Members of the Art Appreciation group went to see Tate Modern’s recent Giacometti exhibition – the first major retrospective of his work in the UK for 20 years. Rosemary Hobbs reports
A small group of us made an informal arrangement to travel by train to view the Giacometti exhibition at Tate Modern in early September. The walk from Waterloo to Bankside along the Thames is always a pleasure, and the terrace at the top of the new Blavatnik Building gives a 360° panoramic view of the London skyline.
The Swiss sculptor Alberto Giacometti (1901-66) is best known for his stick figures, but this exhibition puts his work in context, from early busts in a range of borrowed styles to the Surrealism of the 1920-30s and existentialism during and after the war.
Most of his working life was spent in a studio in Paris, except for a few years of exile in Geneva. It is said that he returned to Paris with all the sculptures he had made through the Second World War contained in six matchboxes, and some of these minute figures were on display. Giacometti explained that the smallest of his sculptures was ‘born of the desire to represent a memory of a friend seen from afar in Paris’.
Personally, I felt repulsed by the misogynism and fetishism implied in some of the early Surrealist work, such as Woman With Her Throat Cut (1932). However, later sculptures such as the loping dog and striding man perfectly capture the animation of their subjects.

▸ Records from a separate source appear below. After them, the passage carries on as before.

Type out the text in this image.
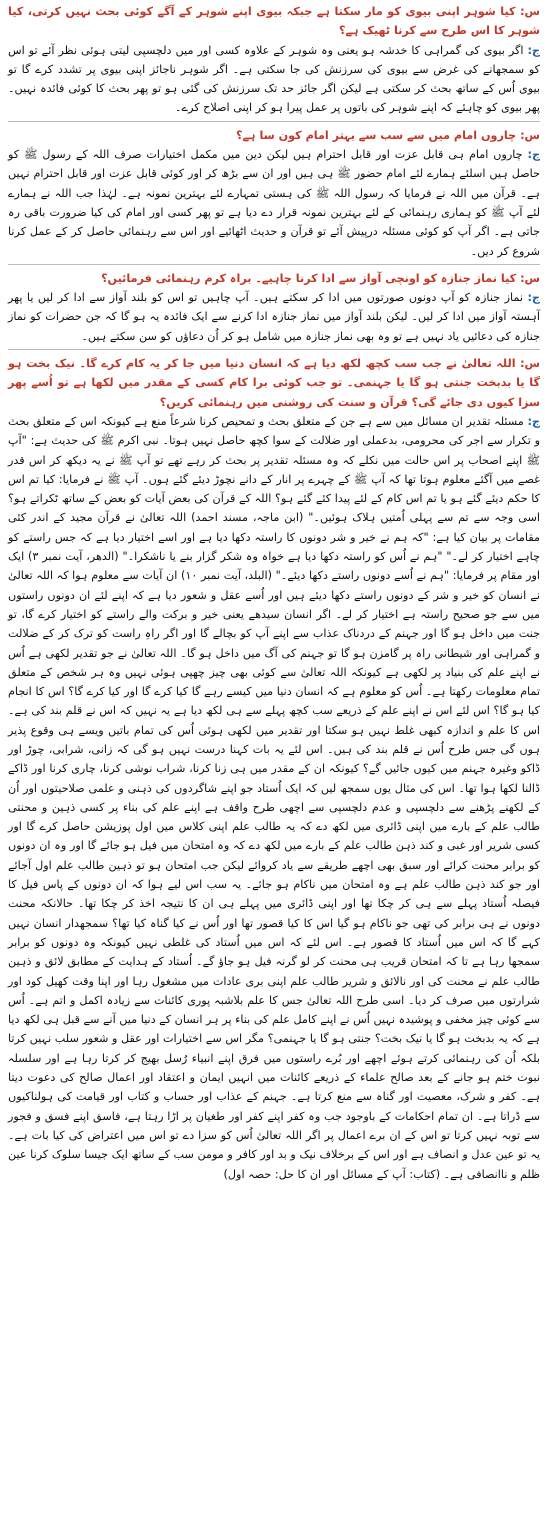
س: کیا شوہر اپنی بیوی کو مار سکتا ہے جبکہ بیوی اپنے شوہر کے آگے کوئی بحث نہیں کرتی، کیا شوہر کا اس طرح سے کرنا ٹھیک ہے؟

ج: اگر بیوی کی گمراہی کا خدشہ ہو یعنی وہ شوہر کے علاوہ کسی اور میں دلچسپی لیتی ہوئی نظر آئے تو اس کو سمجھانے کی غرض سے بیوی کی سرزنش کی جا سکتی ہے۔ اگر شوہر ناجائز اپنی بیوی پر تشدد کرے گا تو بیوی اُس کے ساتھ بحث کر سکتی ہے لیکن اگر جائز حد تک سرزنش کی گئی ہو تو پھر بحث کا کوئی فائدہ نہیں۔ پھر بیوی کو چاہئے کہ اپنے شوہر کی باتوں پر عمل پیرا ہو کر اپنی اصلاح کرے۔

س: چاروں امام میں سے سب سے بہتر امام کون سا ہے؟

ج: چاروں امام ہی قابل عزت اور قابل احترام ہیں لیکن دین میں مکمل اختیارات صرف اللہ کے رسول ﷺ کو حاصل ہیں اسلئے ہمارے لئے امام حضور ﷺ ہی ہیں اور ان سے بڑھ کر اور کوئی قابل عزت اور قابل احترام نہیں ہے۔ قرآن میں اللہ نے فرمایا کہ رسول اللہ ﷺ کی ہستی تمہارے لئے بہترین نمونہ ہے۔ لہٰذا جب اللہ نے ہمارے لئے آپ ﷺ کو ہماری رہنمائی کے لئے بہترین نمونہ قرار دے دیا ہے تو پھر کسی اور امام کی کیا ضرورت باقی رہ جاتی ہے۔ اگر آپ کو کوئی مسئلہ درپیش آئے تو قرآن و حدیث اٹھائیے اور اس سے رہنمائی حاصل کر کے عمل کرنا شروع کر دیں۔

س: کیا نماز جنازہ کو اونچی آواز سے ادا کرنا چاہیے۔ براہ کرم رہنمائی فرمائیں؟

ج: نماز جنازہ کو آپ دونوں صورتوں میں ادا کر سکتے ہیں۔ آپ چاہیں تو اس کو بلند آواز سے ادا کر لیں یا پھر آہستہ آواز میں ادا کر لیں۔ لیکن بلند آواز میں نماز جنازہ ادا کرنے سے ایک فائدہ یہ ہو گا کہ جن حضرات کو نماز جنازہ کی دعائیں یاد نہیں ہے تو وہ بھی نماز جنازہ میں شامل ہو کر اُن دعاؤں کو سن سکتے ہیں۔

س: اللہ تعالیٰ نے جب سب کچھ لکھ دیا ہے کہ انسان دنیا میں جا کر یہ کام کرے گا۔ نیک بخت ہو گا یا بدبخت جنتی ہو گا یا جہنمی۔ تو جب کوئی برا کام کسی کے مقدر میں لکھا ہے تو اُسے پھر سزا کیوں دی جائے گی؟ قرآن و سنت کی روشنی میں رہنمائی کریں؟

ج: مسئلہ تقدیر ان مسائل میں سے ہے جن کے متعلق بحث و تمحیص کرنا شرعاً منع ہے کیونکہ اس کے متعلق بحث و تکرار سے اجر کی محرومی، بدعملی اور ضلالت کے سوا کچھ حاصل نہیں ہوتا۔ نبی اکرم ﷺ کی حدیث ہے: "آپ ﷺ اپنے اصحاب پر اس حالت میں نکلے کہ وہ مسئلہ تقدیر پر بحث کر رہے تھے تو آپ ﷺ نے یہ دیکھ کر اس قدر غصے میں آگئے معلوم ہوتا تھا کہ آپ ﷺ کے چہرے پر انار کے دانے نچوڑ دیئے گئے ہوں۔ آپ ﷺ نے فرمایا: کیا تم اس کا حکم دیئے گئے ہو یا تم اس کام کے لئے پیدا کئے گئے ہو؟ اللہ کے قرآن کی بعض آیات کو بعض کے ساتھ ٹکراتے ہو؟ اسی وجہ سے تم سے پہلی اُمتیں ہلاک ہوئیں۔" (ابن ماجہ، مسند احمد) اللہ تعالیٰ نے قرآن مجید کے اندر کئی مقامات پر بیان کیا ہے: "کہ ہم نے خیر و شر دونوں کا راستہ دکھا دیا ہے اور اسے اختیار دیا ہے کہ جس راستے کو چاہے اختیار کر لے۔" "ہم نے اُس کو راستہ دکھا دیا ہے خواہ وہ شکر گزار بنے یا ناشکرا۔" (الدھر، آیت نمبر ۳) ایک اور مقام پر فرمایا: "ہم نے اُسے دونوں راستے دکھا دیئے۔" (البلد، آیت نمبر ۱۰) ان آیات سے معلوم ہوا کہ اللہ تعالیٰ نے انسان کو خیر و شر کے دونوں راستے دکھا دیئے ہیں اور اُسے عقل و شعور دیا ہے کہ اپنے لئے ان دونوں راستوں میں سے جو صحیح راستہ ہے اختیار کر لے۔ اگر انسان سیدھے یعنی خیر و برکت والے راستے کو اختیار کرے گا، تو جنت میں داخل ہو گا اور جہنم کے دردناک عذاب سے اپنے آپ کو بچالے گا اور اگر راہِ راست کو ترک کر کے ضلالت و گمراہی اور شیطانی راہ پر گامزن ہو گا تو جہنم کی آگ میں داخل ہو گا۔ اللہ تعالیٰ نے جو تقدیر لکھی ہے اُس نے اپنے علم کی بنیاد پر لکھی ہے کیونکہ اللہ تعالیٰ سے کوئی بھی چیز چھپی ہوئی نہیں وہ ہر شخص کے متعلق تمام معلومات رکھتا ہے۔ اُس کو معلوم ہے کہ انسان دنیا میں کیسے رہے گا کیا کرے گا اور کیا کرے گا؟ اس کا انجام کیا ہو گا؟ اس لئے اس نے اپنے علم کے ذریعے سب کچھ پہلے سے ہی لکھ دیا ہے یہ نہیں کہ اس نے قلم بند کی ہے۔ اس کا علم و اندازہ کبھی غلط نہیں ہو سکتا اور تقدیر میں لکھی ہوئی اُس کی تمام باتیں ویسے ہی وقوع پذیر ہوں گی جس طرح اُس نے قلم بند کی ہیں۔ اس لئے یہ بات کہنا درست نہیں ہو گی کہ زانی، شرابی، چوڑ اور ڈاکو وغیرہ جہنم میں کیوں جائیں گے؟ کیونکہ ان کے مقدر میں ہی زنا کرنا، شراب نوشی کرنا، چاری کرنا اور ڈاکے ڈالنا لکھا ہوا تھا۔ اس کی مثال یوں سمجھ لیں کہ ایک اُستاد جو اپنے شاگردوں کی ذہنی و علمی صلاحیتوں اور اُن کے لکھنے پڑھنے سے دلچسپی و عدم دلچسپی سے اچھی طرح واقف ہے اپنے علم کی بناء پر کسی ذہین و محنتی طالب علم کے بارے میں اپنی ڈائری میں لکھ دے کہ یہ طالب علم اپنی کلاس میں اول پوزیشن حاصل کرے گا اور کسی شریر اور غبی و کند ذہن طالب علم کے بارے میں لکھ دے کہ وہ امتحان میں فیل ہو جائے گا اور وہ ان دونوں کو برابر محنت کرائے اور سبق بھی اچھے طریقے سے یاد کروائے لیکن جب امتحان ہو تو ذہین طالب علم اول آجائے اور جو کند ذہن طالب علم ہے وہ امتحان میں ناکام ہو جائے۔ یہ سب اس لیے ہوا کہ ان دونوں کے پاس فیل کا فیصلہ اُستاد پہلے سے ہی کر چکا تھا اور اپنی ڈائری میں پہلے ہی ان کا نتیجہ اخذ کر چکا تھا۔ حالانکہ محنت دونوں نے ہی برابر کی تھی جو ناکام ہو گیا اس کا کیا قصور تھا اور اُس نے کیا گناہ کیا تھا؟ سمجھدار انسان نہیں کہے گا کہ اس میں اُستاد کا قصور ہے۔ اس لئے کہ اس میں اُستاد کی غلطی نہیں کیونکہ وہ دونوں کو برابر سمجھا رہا ہے تا کہ امتحان قریب ہی محنت کر لو گرنہ فیل ہو جاؤ گے۔ اُستاد کے ہدایت کے مطابق لائق و ذہین طالب علم نے محنت کی اور نالائق و شریر طالب علم اپنی بری عادات میں مشغول رہا اور اپنا وقت کھیل کود اور شرارتوں میں صرف کر دیا۔ اسی طرح اللہ تعالیٰ جس کا علم بلاشبہ پوری کائنات سے زیادہ اکمل و اتم ہے۔ اُس سے کوئی چیز مخفی و پوشیدہ نہیں اُس نے اپنے کامل علم کی بناء پر ہر انسان کے دنیا میں آنے سے قبل ہی لکھ دیا ہے کہ یہ بدبخت ہو گا یا نیک بخت؟ جنتی ہو گا یا جہنمی؟ مگر اس سے اختیارات اور عقل و شعور سلب نہیں کرتا بلکہ اُن کی رہنمائی کرتے ہوئے اچھے اور بُرے راستوں میں فرق اپنے انبیاء رُسل بھیج کر کرتا رہا ہے اور سلسلہ نبوت ختم ہو جانے کے بعد صالح علماء کے ذریعے کائنات میں انہیں ایمان و اعتقاد اور اعمال صالح کی دعوت دیتا ہے۔ کفر و شرک، معصیت اور گناہ سے منع کرتا ہے۔ جہنم کے عذاب اور حساب و کتاب اور قیامت کی ہولناکیوں سے ڈراتا ہے۔ ان تمام احکامات کے باوجود جب وہ کفر اپنے کفر اور طغیان پر اڑا رہتا ہے، فاسق اپنے فسق و فجور سے توبہ نہیں کرتا تو اس کے ان برے اعمال پر اگر اللہ تعالیٰ اُس کو سزا دے تو اس میں اعتراض کی کیا بات ہے۔ یہ تو عین عدل و انصاف ہے اور اس کے برخلاف نیک و بد اور کافر و مومن سب کے ساتھ ایک جیسا سلوک کرنا عین ظلم و ناانصافی ہے۔ (کتاب: آپ کے مسائل اور ان کا حل: حصہ اول)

In later life Giacometti became entirely obsessed with his ‘stick figure’ sculptures, endlessly reproducing the features of his brother Diego and his wife, Annette, in an attempt to capture their inner personality – and always being unsatisfied that he had succeeded. This gave the end of the exhibition a rather depressing feel, but overall it was a fascinating overview of the artist’s working life.